Question

What is the square root of $4{{x}^{2}}$?

Answer 1

Hint: We solve this problem by representing each number and term in the given function as a square of some other function. Then we apply the square root to find the required answer. We need to keep in mind that $\sqrt{{{\left( a \right)}^{2}}}=\pm a$ to find the required answer correctly.

Complete step-by-step solution:
We are asked to find the square root of $4{{x}^{2}}$
Let us assume that the given function as,
$\Rightarrow p=4{{x}^{2}}$
Here, we can see that there is only one term and in that one term there are two numbers 4 and ${{x}^{2}}$
We know that ${{x}^{2}}$ can be represented as ${{\left( x \right)}^{2}}$
We also know that the number 4 can be represented as square of 2 that is ${{2}^{2}}$
Now, by using these representations in the given function then we get,
$\Rightarrow p={{2}^{2}}\times {{\left( x \right)}^{2}}$
We know that the standard identity of exponents that is ${{a}^{n}}\times {{b}^{n}}={{\left( ab \right)}^{n}}$
By using this standard formula of exponents in above equation then we get,
$\Rightarrow p={{\left( 2x \right)}^{2}}$
Now, let us apply the square root in both sides then we get,
$\Rightarrow \sqrt{p}=\sqrt{{{\left( 2x \right)}^{2}}}$
Now, we also know that the standard result of square roots that is $\sqrt{{{\left( a \right)}^{2}}}=\pm a$
By using this result in above square root equation then we get,
$\Rightarrow \sqrt{p}=\pm 2x$
Therefore, we can conclude that the required square root of $4{{x}^{2}}$ is given as $2x$ that is,
$\therefore \sqrt{4{{x}^{2}}}=2x$


Note: We need to note that if we take any number outside the square root then we need to give $'\pm '$ sign before it which is represented as $\sqrt{{{\left( a \right)}^{2}}}=\pm a$
Let us check our result.
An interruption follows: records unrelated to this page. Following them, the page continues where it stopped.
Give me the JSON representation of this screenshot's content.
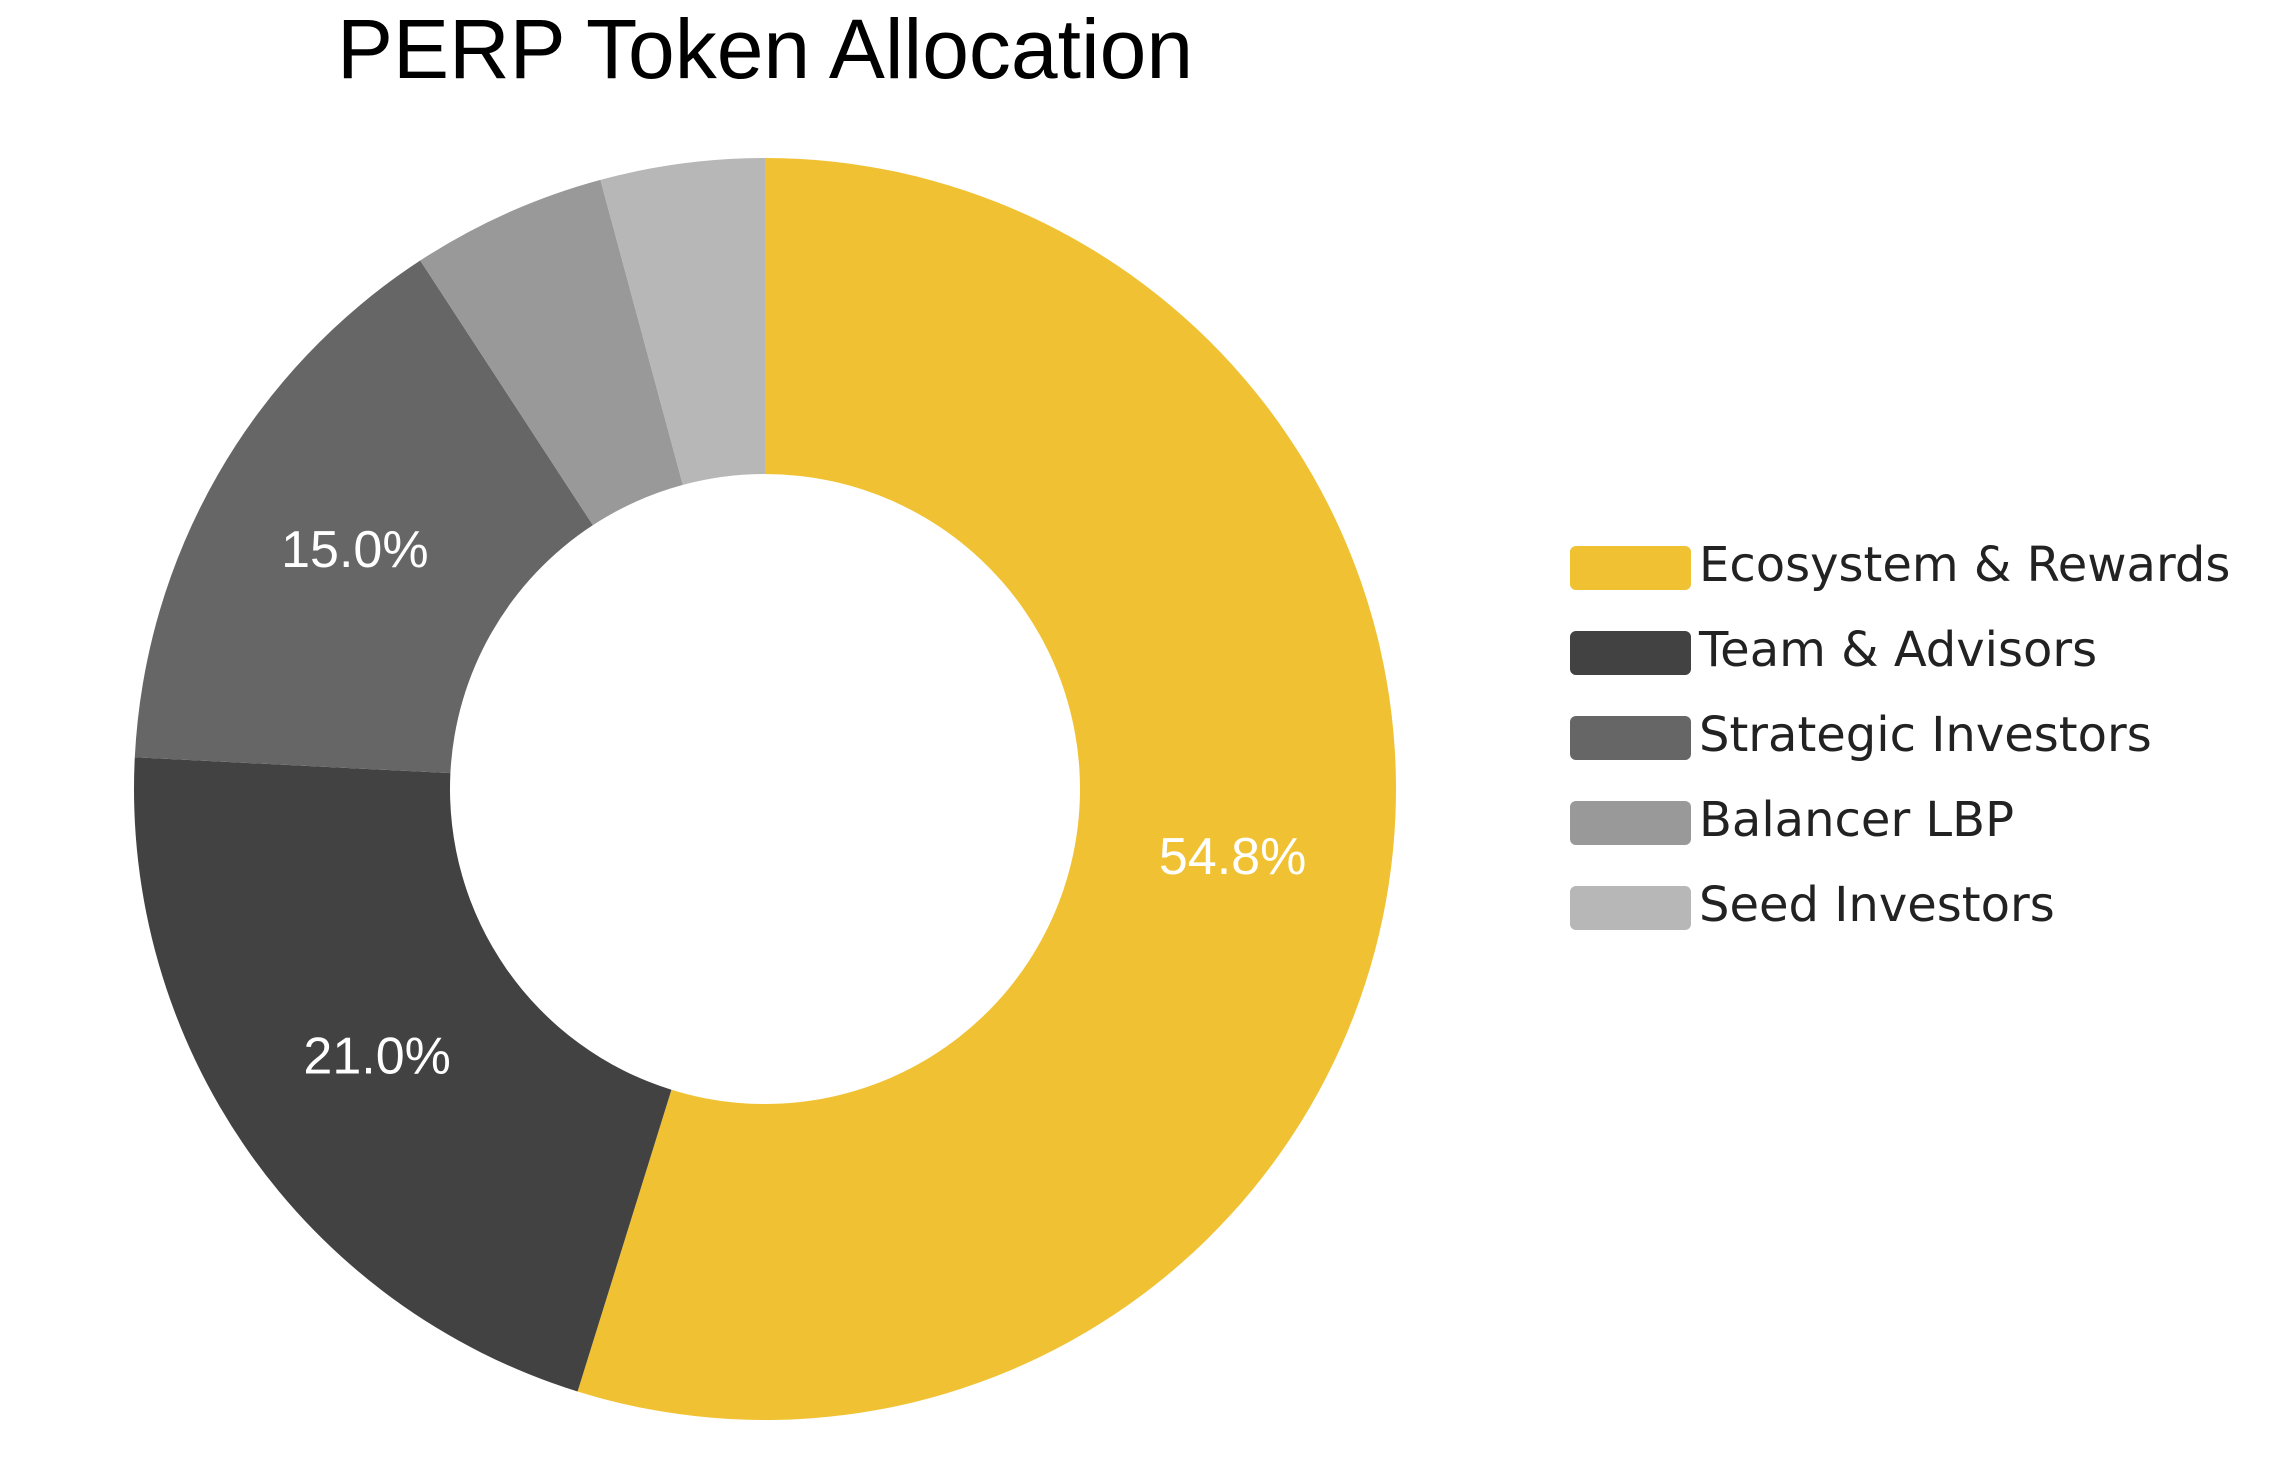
{
  "chart_data": {
    "type": "donut",
    "title": "PERP Token Allocation",
    "categories": [
      "Ecosystem & Rewards",
      "Team & Advisors",
      "Strategic Investors",
      "Balancer LBP",
      "Seed Investors"
    ],
    "values": [
      54.8,
      21.0,
      15.0,
      5.0,
      4.2
    ],
    "value_labels": [
      "54.8%",
      "21.0%",
      "15.0%",
      null,
      null
    ],
    "colors": [
      "#f0c233",
      "#424242",
      "#666666",
      "#999999",
      "#b7b7b7"
    ],
    "legend": "right"
  }
}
Here, we got the answer as $2x,-2x$
Let us take the square of both numbers then we get,
$\begin{align}
  & \Rightarrow {{\left( 2x \right)}^{2}}=4{{x}^{2}} \\
 & \Rightarrow {{\left( -2x \right)}^{2}}=4{{x}^{2}} \\
\end{align}$
This tells us that both the numbers $2x,-2x$ can be considered as square roots of $4{{x}^{2}}$